BBC Radio 2 presenter David Jacobs has died at the age of 87, after a BBC television and radio career spanning seven decades.
David stepped down from his BBC Radio 2 show last month due to ill health and was surrounded by his family at home when he died, the BBC has said.
His last show was broadcast on 4 August 2013. He said, “I will not stop collecting but my sadness will be that I cannot share them with all my loyal listeners. But rest assured, I will be back from time to time.”
When Radio 1 launched in 1967 David had a late programme on Sundays. Though a Radio 1 show, this was broadcast on Radios 1 and 2 and consisted of easy listening music and interviews with guests. Between January 1985 and December 1991, Jacobs presented a daily lunchtime programme on Radio 2 of what he characterised as “our kind of music”, much of it popular tunes from musical theatre.
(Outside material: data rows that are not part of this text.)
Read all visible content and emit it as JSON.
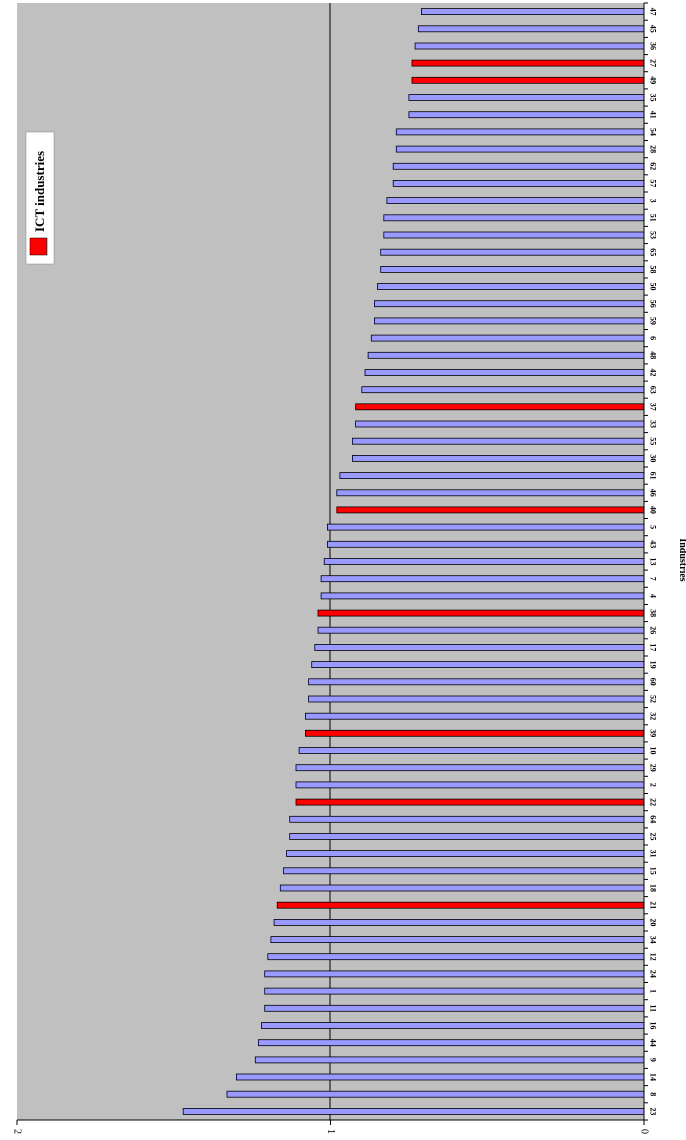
{
  "chart_data": {
    "type": "bar",
    "orientation": "rotated-page",
    "xlabel": "Industries",
    "ylabel": "",
    "ylim": [
      0,
      2
    ],
    "yticks": [
      "0",
      "1",
      "2"
    ],
    "grid": "major line at 1",
    "legend": {
      "position": "top-right",
      "entries": [
        {
          "label": "ICT industries",
          "color": "#ff0000"
        }
      ]
    },
    "colors": {
      "plot_bg": "#c0c0c0",
      "bar": "#9999ff",
      "ict_bar": "#ff0000",
      "bar_outline": "#000000"
    },
    "categories": [
      "23",
      "8",
      "14",
      "9",
      "44",
      "16",
      "11",
      "1",
      "24",
      "12",
      "34",
      "20",
      "21",
      "18",
      "15",
      "31",
      "25",
      "64",
      "22",
      "2",
      "29",
      "10",
      "39",
      "32",
      "52",
      "60",
      "19",
      "17",
      "26",
      "38",
      "4",
      "7",
      "13",
      "43",
      "5",
      "40",
      "46",
      "61",
      "30",
      "55",
      "33",
      "37",
      "63",
      "42",
      "48",
      "6",
      "59",
      "56",
      "50",
      "58",
      "65",
      "53",
      "51",
      "3",
      "57",
      "62",
      "28",
      "54",
      "41",
      "35",
      "49",
      "27",
      "36",
      "45",
      "47"
    ],
    "values": [
      1.47,
      1.33,
      1.3,
      1.24,
      1.23,
      1.22,
      1.21,
      1.21,
      1.21,
      1.2,
      1.19,
      1.18,
      1.17,
      1.16,
      1.15,
      1.14,
      1.13,
      1.13,
      1.11,
      1.11,
      1.11,
      1.1,
      1.08,
      1.08,
      1.07,
      1.07,
      1.06,
      1.05,
      1.04,
      1.04,
      1.03,
      1.03,
      1.02,
      1.01,
      1.01,
      0.98,
      0.98,
      0.97,
      0.93,
      0.93,
      0.92,
      0.92,
      0.9,
      0.89,
      0.88,
      0.87,
      0.86,
      0.86,
      0.85,
      0.84,
      0.84,
      0.83,
      0.83,
      0.82,
      0.8,
      0.8,
      0.79,
      0.79,
      0.75,
      0.75,
      0.74,
      0.74,
      0.73,
      0.72,
      0.71
    ],
    "ict": [
      false,
      false,
      false,
      false,
      false,
      false,
      false,
      false,
      false,
      false,
      false,
      false,
      true,
      false,
      false,
      false,
      false,
      false,
      true,
      false,
      false,
      false,
      true,
      false,
      false,
      false,
      false,
      false,
      false,
      true,
      false,
      false,
      false,
      false,
      false,
      true,
      false,
      false,
      false,
      false,
      false,
      true,
      false,
      false,
      false,
      false,
      false,
      false,
      false,
      false,
      false,
      false,
      false,
      false,
      false,
      false,
      false,
      false,
      false,
      false,
      true,
      true,
      false,
      false,
      false
    ]
  }
}
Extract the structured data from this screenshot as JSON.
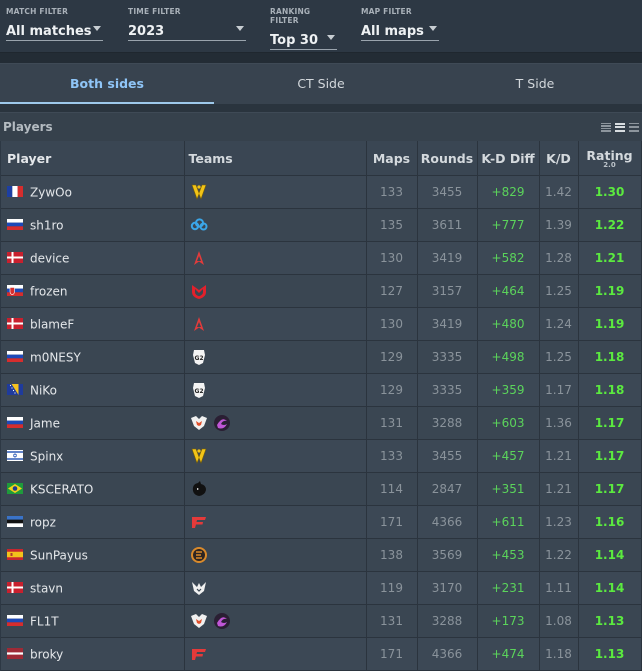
{
  "filters": [
    {
      "label": "MATCH FILTER",
      "value": "All matches"
    },
    {
      "label": "TIME FILTER",
      "value": "2023"
    },
    {
      "label": "RANKING FILTER",
      "value": "Top 30"
    },
    {
      "label": "MAP FILTER",
      "value": "All maps"
    }
  ],
  "tabs": [
    "Both sides",
    "CT Side",
    "T Side"
  ],
  "players_title": "Players",
  "columns": {
    "player": "Player",
    "teams": "Teams",
    "maps": "Maps",
    "rounds": "Rounds",
    "kddiff": "K-D Diff",
    "kd": "K/D",
    "rating": "Rating",
    "rating_sub": "2.0"
  },
  "rows": [
    {
      "name": "ZywOo",
      "flag": "france",
      "teams": [
        "vitality-logo"
      ],
      "maps": "133",
      "rounds": "3455",
      "kddiff": "+829",
      "kd": "1.42",
      "rating": "1.30"
    },
    {
      "name": "sh1ro",
      "flag": "russia",
      "teams": [
        "cloud9-logo"
      ],
      "maps": "135",
      "rounds": "3611",
      "kddiff": "+777",
      "kd": "1.39",
      "rating": "1.22"
    },
    {
      "name": "device",
      "flag": "denmark",
      "teams": [
        "astralis-logo"
      ],
      "maps": "130",
      "rounds": "3419",
      "kddiff": "+582",
      "kd": "1.28",
      "rating": "1.21"
    },
    {
      "name": "frozen",
      "flag": "slovakia",
      "teams": [
        "mouz-logo"
      ],
      "maps": "127",
      "rounds": "3157",
      "kddiff": "+464",
      "kd": "1.25",
      "rating": "1.19"
    },
    {
      "name": "blameF",
      "flag": "denmark",
      "teams": [
        "astralis-logo"
      ],
      "maps": "130",
      "rounds": "3419",
      "kddiff": "+480",
      "kd": "1.24",
      "rating": "1.19"
    },
    {
      "name": "m0NESY",
      "flag": "russia",
      "teams": [
        "g2-logo"
      ],
      "maps": "129",
      "rounds": "3335",
      "kddiff": "+498",
      "kd": "1.25",
      "rating": "1.18"
    },
    {
      "name": "NiKo",
      "flag": "bosnia",
      "teams": [
        "g2-logo"
      ],
      "maps": "129",
      "rounds": "3335",
      "kddiff": "+359",
      "kd": "1.17",
      "rating": "1.18"
    },
    {
      "name": "Jame",
      "flag": "russia",
      "teams": [
        "virtuspro-logo",
        "outsiders-logo"
      ],
      "maps": "131",
      "rounds": "3288",
      "kddiff": "+603",
      "kd": "1.36",
      "rating": "1.17"
    },
    {
      "name": "Spinx",
      "flag": "israel",
      "teams": [
        "vitality-logo"
      ],
      "maps": "133",
      "rounds": "3455",
      "kddiff": "+457",
      "kd": "1.21",
      "rating": "1.17"
    },
    {
      "name": "KSCERATO",
      "flag": "brazil",
      "teams": [
        "furia-logo"
      ],
      "maps": "114",
      "rounds": "2847",
      "kddiff": "+351",
      "kd": "1.21",
      "rating": "1.17"
    },
    {
      "name": "ropz",
      "flag": "estonia",
      "teams": [
        "faze-logo"
      ],
      "maps": "171",
      "rounds": "4366",
      "kddiff": "+611",
      "kd": "1.23",
      "rating": "1.16"
    },
    {
      "name": "SunPayus",
      "flag": "spain",
      "teams": [
        "ence-logo"
      ],
      "maps": "138",
      "rounds": "3569",
      "kddiff": "+453",
      "kd": "1.22",
      "rating": "1.14"
    },
    {
      "name": "stavn",
      "flag": "denmark",
      "teams": [
        "heroic-logo"
      ],
      "maps": "119",
      "rounds": "3170",
      "kddiff": "+231",
      "kd": "1.11",
      "rating": "1.14"
    },
    {
      "name": "FL1T",
      "flag": "russia",
      "teams": [
        "virtuspro-logo",
        "outsiders-logo"
      ],
      "maps": "131",
      "rounds": "3288",
      "kddiff": "+173",
      "kd": "1.08",
      "rating": "1.13"
    },
    {
      "name": "broky",
      "flag": "latvia",
      "teams": [
        "faze-logo"
      ],
      "maps": "171",
      "rounds": "4366",
      "kddiff": "+474",
      "kd": "1.18",
      "rating": "1.13"
    }
  ]
}
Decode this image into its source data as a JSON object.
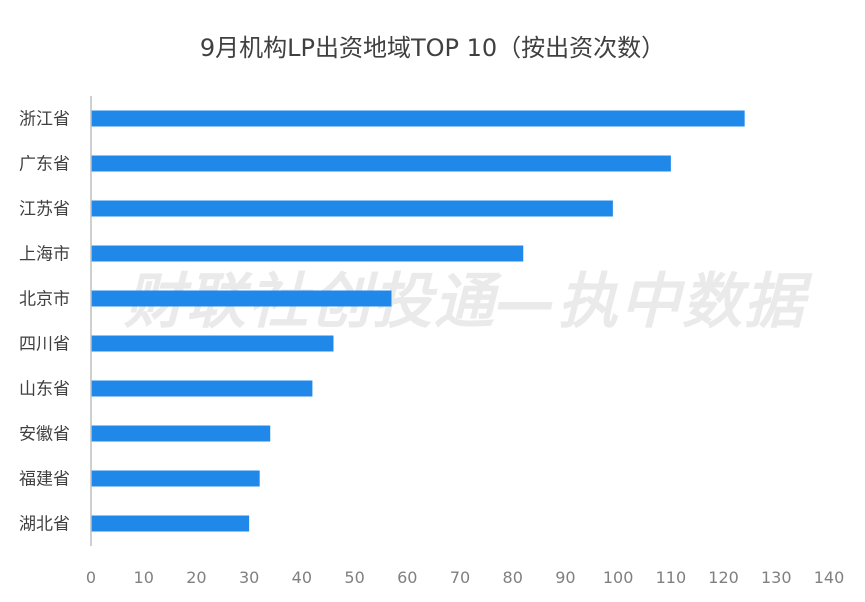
{
  "chart_data": {
    "type": "bar",
    "orientation": "horizontal",
    "title": "9月机构LP出资地域TOP 10（按出资次数）",
    "categories": [
      "浙江省",
      "广东省",
      "江苏省",
      "上海市",
      "北京市",
      "四川省",
      "山东省",
      "安徽省",
      "福建省",
      "湖北省"
    ],
    "values": [
      124,
      110,
      99,
      82,
      57,
      46,
      42,
      34,
      32,
      30
    ],
    "xlim": [
      0,
      140
    ],
    "xticks": [
      "0",
      "10",
      "20",
      "30",
      "40",
      "50",
      "60",
      "70",
      "80",
      "90",
      "100",
      "110",
      "120",
      "130",
      "140"
    ],
    "bar_color": "#1f88e8",
    "grid": false,
    "watermark": "财联社创投通—执中数据"
  }
}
Speaking in July, David said: “Over the past two years Radio 2 has given me time to be treated for liver cancer and Parkinson’s Disease. My Producer, Alan Boyd, has been a tower of strength in so many ways and I thank him profusely. We shared a love of so many records and wonderful music.
“I will not stop collecting but my sadness will be that I cannot share them with all my loyal listeners. But rest assured, I will be back from time to time.”
Tributes have already been made on Twitter, with former colleague Tony Blackburn saying: “Very sad to hear that David Jacobs has passed away,another great broadcaster no longer with us. I’m proud to have known him.RIP David.”
BBC 6 Music presenter Shaun Keaveny said: “David Jacobs was a truly lovely man, great broadcaster. All our love to him and his family x”
BBC director general Tony Hall said he was “one of the great broadcast personalities”.
“As a young and avid viewer of Jukebox Jury, I remember him every week scoring the hits and misses,” he said.
“And I was still listening to him just last month as he fronted his show The David Jacobs Collection on Radio 2. We shall all miss him tremendously.”
David was best known for his television work having started on the BBC presenting Juke Box Jury from 1959 to 1967 and was an original presenter on Top of the Pops. He had, between 1957 and 1961, established the chart show format of the Light Programme’s Pick of the Pops, to which he briefly returned in 1962.